Something rare and eventful is occurring on the intimate black-box stage at Saint Louis University. The one-woman play My Name Is Rachel Corrie, which is being presented by the new, evocatively named Blue Rose Stage Collective, is providing Magan Wiles with a catharsis. Wiles portrays Rachel Corrie, the 23-year-old activist from Olympia, Washington, who seven years ago was crushed to death in the southern Gaza Strip by an Israeli Army bulldozer. Inspired by Corrie, Wiles also spent a summer in Palestine working with the International Solidarity Movement. Corrie was an eloquent writer; Wiles is an eloquent actress. Although these two idealistic young women never met, they are soulmates.
With this difference: Wiles is a creature of the theater, Corrie was not. In all the hundreds of pages of journal entries and creative-writing assignments she left behind, Corrie never once mentioned attending a play. If she did, apparently it had no impact on her. Yet ironically theater is where Corrie continues to live, especially when she is interpreted by an actress as gifted as Wiles. Wiles has been away from St. Louis for more than a year; she seems refreshed and sharpened by her absence. In this production directed by Tom Martin, she is a wonder to behold. It makes no matter whether the actress is sharing Rachel's innermost yearnings or simply moving furniture across the stage: She personifies total conviction.
Rachel Corrie arrives in St. Louis with a controversial history. Numerous productions around the world have been harassed and even canceled by those who think that a play that condemns Israeli brutality should be suppressed. What a nonstarter of an issue that turns out to be. True, Rachel Corrie is a polemic; it wants to arouse your emotions. So what? As far back as Euripides' Trojan Women, dramatists have used theater as a forum through which to advocate for causes. Theater has no responsibility whatsoever to be objective. More important is that a play contains a valid reason for being and that it engages our attention.
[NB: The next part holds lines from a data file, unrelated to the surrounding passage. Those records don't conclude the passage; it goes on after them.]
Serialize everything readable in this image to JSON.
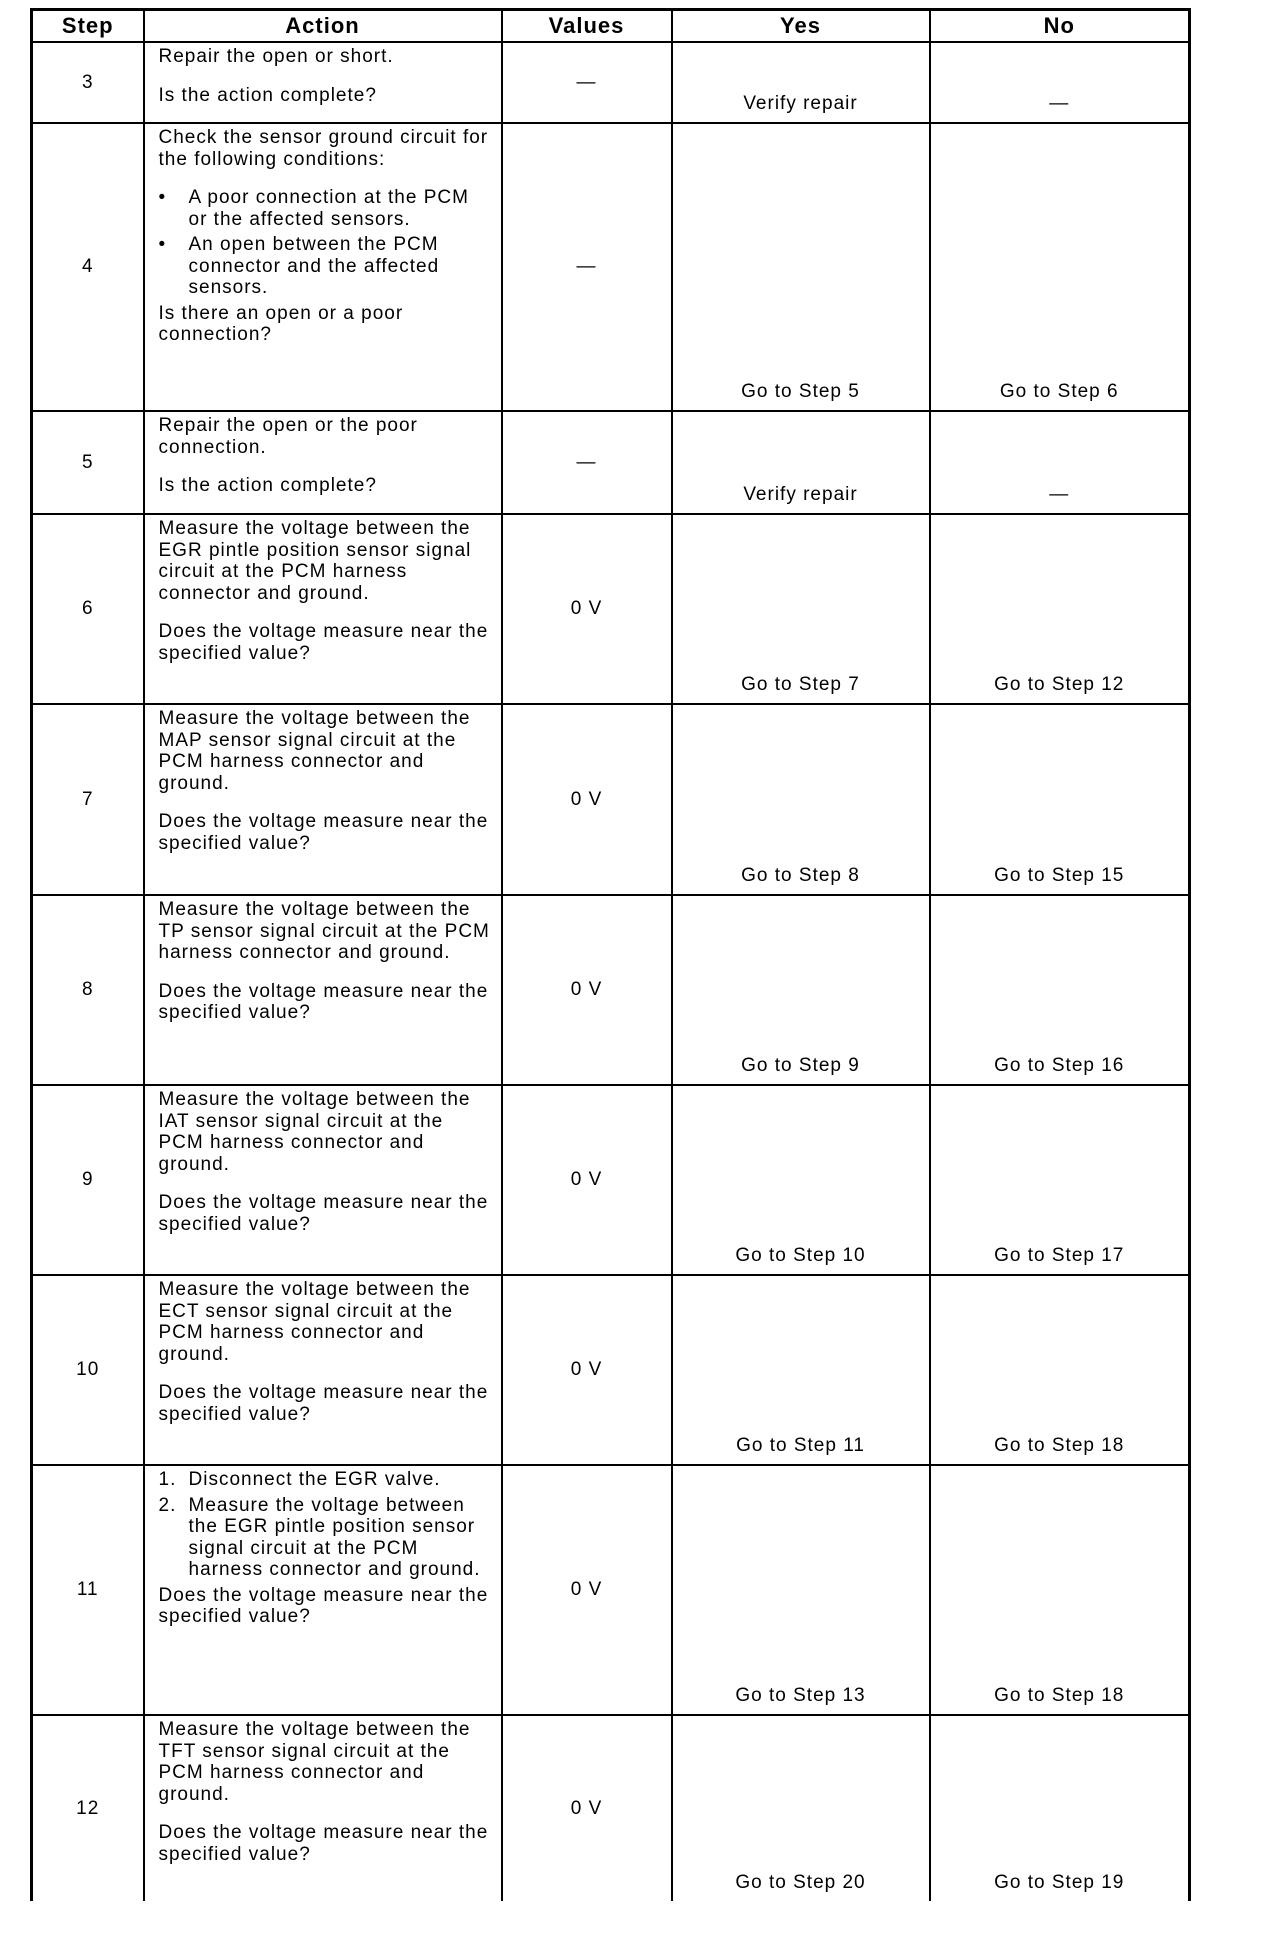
{
  "table": {
    "columns": [
      "Step",
      "Action",
      "Values",
      "Yes",
      "No"
    ],
    "rows": [
      {
        "step": "3",
        "action": [
          {
            "text": "Repair the open or short."
          },
          {
            "text": "Is the action complete?"
          }
        ],
        "values": "—",
        "yes": "Verify repair",
        "no": "—"
      },
      {
        "step": "4",
        "action": [
          {
            "text": "Check the sensor ground circuit for the following conditions:"
          },
          {
            "marker": "•",
            "text": "A poor connection at the PCM or the affected sensors."
          },
          {
            "marker": "•",
            "text": "An open between the PCM connector and the affected sensors."
          },
          {
            "text": "Is there an open or a poor connection?"
          }
        ],
        "values": "—",
        "yes": "Go to Step 5",
        "no": "Go to Step 6"
      },
      {
        "step": "5",
        "action": [
          {
            "text": "Repair the open or the poor connection."
          },
          {
            "text": "Is the action complete?"
          }
        ],
        "values": "—",
        "yes": "Verify repair",
        "no": "—"
      },
      {
        "step": "6",
        "action": [
          {
            "text": "Measure the voltage between the EGR pintle position sensor signal circuit at the PCM harness connector and ground."
          },
          {
            "text": "Does the voltage measure near the specified value?"
          }
        ],
        "values": "0 V",
        "yes": "Go to Step 7",
        "no": "Go to Step 12"
      },
      {
        "step": "7",
        "action": [
          {
            "text": "Measure the voltage between the MAP sensor signal circuit at the PCM harness connector and ground."
          },
          {
            "text": "Does the voltage measure near the specified value?"
          }
        ],
        "values": "0 V",
        "yes": "Go to Step 8",
        "no": "Go to Step 15"
      },
      {
        "step": "8",
        "action": [
          {
            "text": "Measure the voltage between the TP sensor signal circuit at the PCM harness connector and ground."
          },
          {
            "text": "Does the voltage measure near the specified value?"
          }
        ],
        "values": "0 V",
        "yes": "Go to Step 9",
        "no": "Go to Step 16"
      },
      {
        "step": "9",
        "action": [
          {
            "text": "Measure the voltage between the IAT sensor signal circuit at the PCM harness connector and ground."
          },
          {
            "text": "Does the voltage measure near the specified value?"
          }
        ],
        "values": "0 V",
        "yes": "Go to Step 10",
        "no": "Go to Step 17"
      },
      {
        "step": "10",
        "action": [
          {
            "text": "Measure the voltage between the ECT sensor signal circuit at the PCM harness connector and ground."
          },
          {
            "text": "Does the voltage measure near the specified value?"
          }
        ],
        "values": "0 V",
        "yes": "Go to Step 11",
        "no": "Go to Step 18"
      },
      {
        "step": "11",
        "action": [
          {
            "marker": "1.",
            "text": "Disconnect the EGR valve."
          },
          {
            "marker": "2.",
            "text": "Measure the voltage between the EGR pintle position sensor signal circuit at the PCM harness connector and ground."
          },
          {
            "text": "Does the voltage measure near the specified value?"
          }
        ],
        "values": "0 V",
        "yes": "Go to Step 13",
        "no": "Go to Step 18"
      },
      {
        "step": "12",
        "action": [
          {
            "text": "Measure the voltage between the TFT sensor signal circuit at the PCM harness connector and ground."
          },
          {
            "text": "Does the voltage measure near the specified value?"
          }
        ],
        "values": "0 V",
        "yes": "Go to Step 20",
        "no": "Go to Step 19"
      }
    ]
  }
}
Midway through the evening, Corrie describes her interpretation of unbearable lightness. "Between life and death there are no dimensions at all," she suggests. "It's just a shrug, the difference between Hitler and my mother." Watching this polemic build to the needless death of a sensitive young writer, and hearing Corrie talk about how "we're all the same inside," one might conclude that the difference between Rachel Corrie and Anne Frank is no more than a shrug.
Of greater concern than Rachel Corrie's content is its form. For in cobbling together a script drawn from Corrie's extensive writings, actor Alan Rickman and British journalist Katharine Viner haven't so much presented Corrie onstage; rather, they have cut-and-pasted together a character who is named Rachel Corrie. They've removed any sense of chronology from her essays and e-mails. We don't see Corrie evolve through her precious words, because they have no sequence. Why, for instance, does her poem about taking mental-health patients to an Olympia Dairy Queen — which she composed nearly a year prior to 9/11 — directly follow the news of the attack on the Twin Towers? That confusing Dairy Queen interlude is a true momentum killer.
The two editors also sanitized Corrie's writing. They excised potentially incendiary words, like genocide. When Corrie reports on Israeli soldiers detonating a nearby explosive, the editors dropped the back half of her sentence, "one that appears to have been planted by Palestinian resistance." It's as if Rickman and Viner felt a need to protect Corrie rather than expose her unvarnished. Thus, we're presented with a performance rather than a person. And yet Wiles' passion is so inexhaustible, we leave the theater persuaded that the unbearable lightness between Rachel Corrie and Magan Wiles is but a shrug.